If you have a hankering to work in a dynamic acute speciality, this is the ideal start to your training. Ideally suited to those who plan a career in an acute hospital, it provides a solid base of experience and skills that will be developed further in whichever speciality you choose.

You will gain structured experience in the skills needed to rapidly assess and appropriately treat sick and injured patients, and take these skills forward through your training.

This three year training scheme comprises six month attachments in emergency medicine (EM), acute medicine (AM), anaesthesia and intensive care medicine leading to a career in one of these specialities. In the third year, a post is provided according to the chosen parent specialty.

The hospitals providing ACCS schemes are:

  • Morriston Hospital Swansea ACCS EM and anaesthetics
  • Nevill Hall Hospital, Abergavenny ACCS EM and anaesthetics
  • Prince Charles Hospital, Merthyr Tydfil ACCS EM
  • Princess of Wales Hospital Bridgend ACCS EM
  • Royal Gwent Hospital, Newport ACCS AM, EM and anaesthetics
  • University Hospital of Wales, Cardiff ACCS EM and anaesthetics
  • Wrexham Maelor Hospital ACCS AM, EM and anaesthetics
  • Ysbyty Gwynedd Hospital, Bangor ACCS EM and anaesthetics

You will remain in the same hospital for the first two years and therefore will be able to use this to develop your understanding of how care of the sick patient is organised and dealt with throughout the hospital. This will enable you to communicate and understand the difficulties encountered by different areas in dealing with an acutely ill patient.
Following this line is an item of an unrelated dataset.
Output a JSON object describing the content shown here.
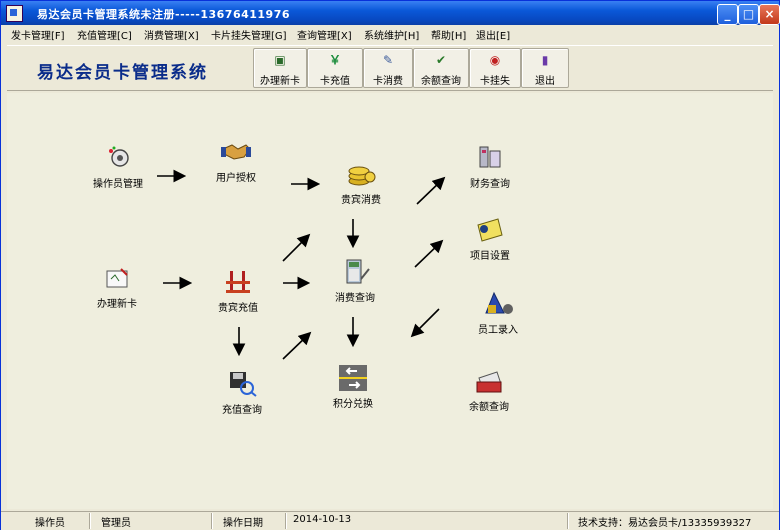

ACCS anaesthetics trainees complete the three years in the same site.

For ACCS AM there is a south Wales rotation which involves three years in Newport and a north Wales rotation which rotates between Wrexham for CT1-2 and Bangor for CT3.

ACCS EM rotate to a different site for their ST3 year. This is usually to a department with a consultant with sub-specialty paediatrc emergency medicine accreditation. In north Wales this involves a six week secondment to Alderhey.
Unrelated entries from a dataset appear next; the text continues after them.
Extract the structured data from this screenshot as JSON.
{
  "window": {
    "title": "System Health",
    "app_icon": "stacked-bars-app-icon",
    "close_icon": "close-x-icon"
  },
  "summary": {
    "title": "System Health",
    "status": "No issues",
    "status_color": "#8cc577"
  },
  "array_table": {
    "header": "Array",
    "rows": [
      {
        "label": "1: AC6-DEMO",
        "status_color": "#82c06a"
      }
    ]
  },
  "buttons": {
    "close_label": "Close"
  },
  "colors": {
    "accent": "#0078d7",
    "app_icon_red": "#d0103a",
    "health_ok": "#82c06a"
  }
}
Application to ACCS is through your chosen parent speciality via national recruitment - you cannot apply for ACCS on its own. The specialities offering ACCS as an option in their training programme are anaesthesia, medicine and emergency medicine (accident and emergency medicine).

What next?

Following completion of ACCS training, trainees can apply for higher specialist training:

Anaesthesia - If your parent specialty is anaesthesia, you will be eligible to apply for an ST3 anaesthesia post at the end of your three years in ACCS. You will need to have passed the primary FRCA exam.

Emergency medicine - If your parent specialty is emergency medicine, you may have chosen run- through training. If you choose core training only you will be eligible to apply for an ST4 emergency medicine post at the end of your three years in ACCS. You will need to have passed the Primary and Intermediate exams.
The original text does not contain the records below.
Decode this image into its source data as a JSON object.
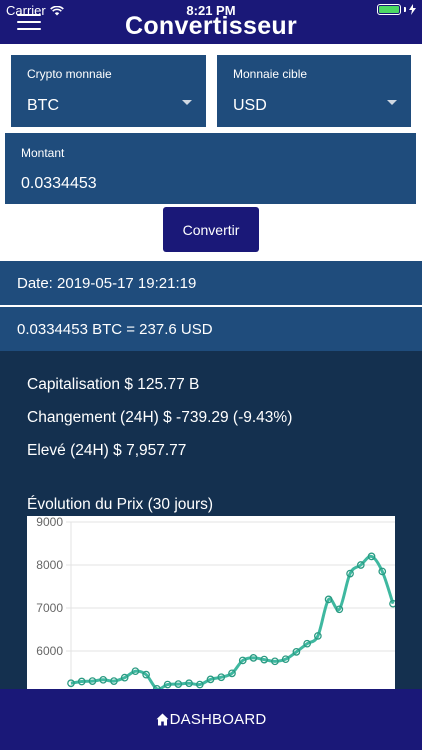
{
  "status": {
    "carrier": "Carrier",
    "time": "8:21 PM",
    "battery_level": 1.0
  },
  "header": {
    "title": "Convertisseur"
  },
  "form": {
    "crypto": {
      "label": "Crypto monnaie",
      "value": "BTC"
    },
    "target": {
      "label": "Monnaie cible",
      "value": "USD"
    },
    "amount": {
      "label": "Montant",
      "value": "0.0334453"
    },
    "convert_label": "Convertir"
  },
  "result": {
    "date": "Date: 2019-05-17 19:21:19",
    "conversion": "0.0334453 BTC = 237.6 USD"
  },
  "stats": {
    "cap": "Capitalisation $ 125.77 B",
    "change": "Changement (24H) $ -739.29 (-9.43%)",
    "high": "Elevé (24H) $ 7,957.77"
  },
  "chart_data": {
    "type": "line",
    "title": "Évolution du Prix (30 jours)",
    "ylim": [
      5100,
      9000
    ],
    "yticks": [
      "6000",
      "7000",
      "8000",
      "9000"
    ],
    "grid": true,
    "color": "#3fb8a0",
    "values": [
      5250,
      5290,
      5300,
      5330,
      5300,
      5380,
      5530,
      5450,
      5120,
      5220,
      5230,
      5250,
      5220,
      5340,
      5390,
      5480,
      5780,
      5840,
      5800,
      5760,
      5810,
      5980,
      6170,
      6350,
      7200,
      6970,
      7800,
      8000,
      8200,
      7850,
      7100
    ]
  },
  "bottom": {
    "dashboard_label": "DASHBOARD"
  }
}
Acute medicine - If your parent specialty is AM, you will be eligible to apply for an ST3 Medicine (specialist) post at the end of your three years in ACCS. You will need to have passed the MRCP exam.

Intensive care medicine - Following completion of the ACCS scheme, you will be eligible to apply for an ST3 intensive care medicine post. You will need to have passed either MRCP, primary and intermediate FRCEM or primary FRCA exam.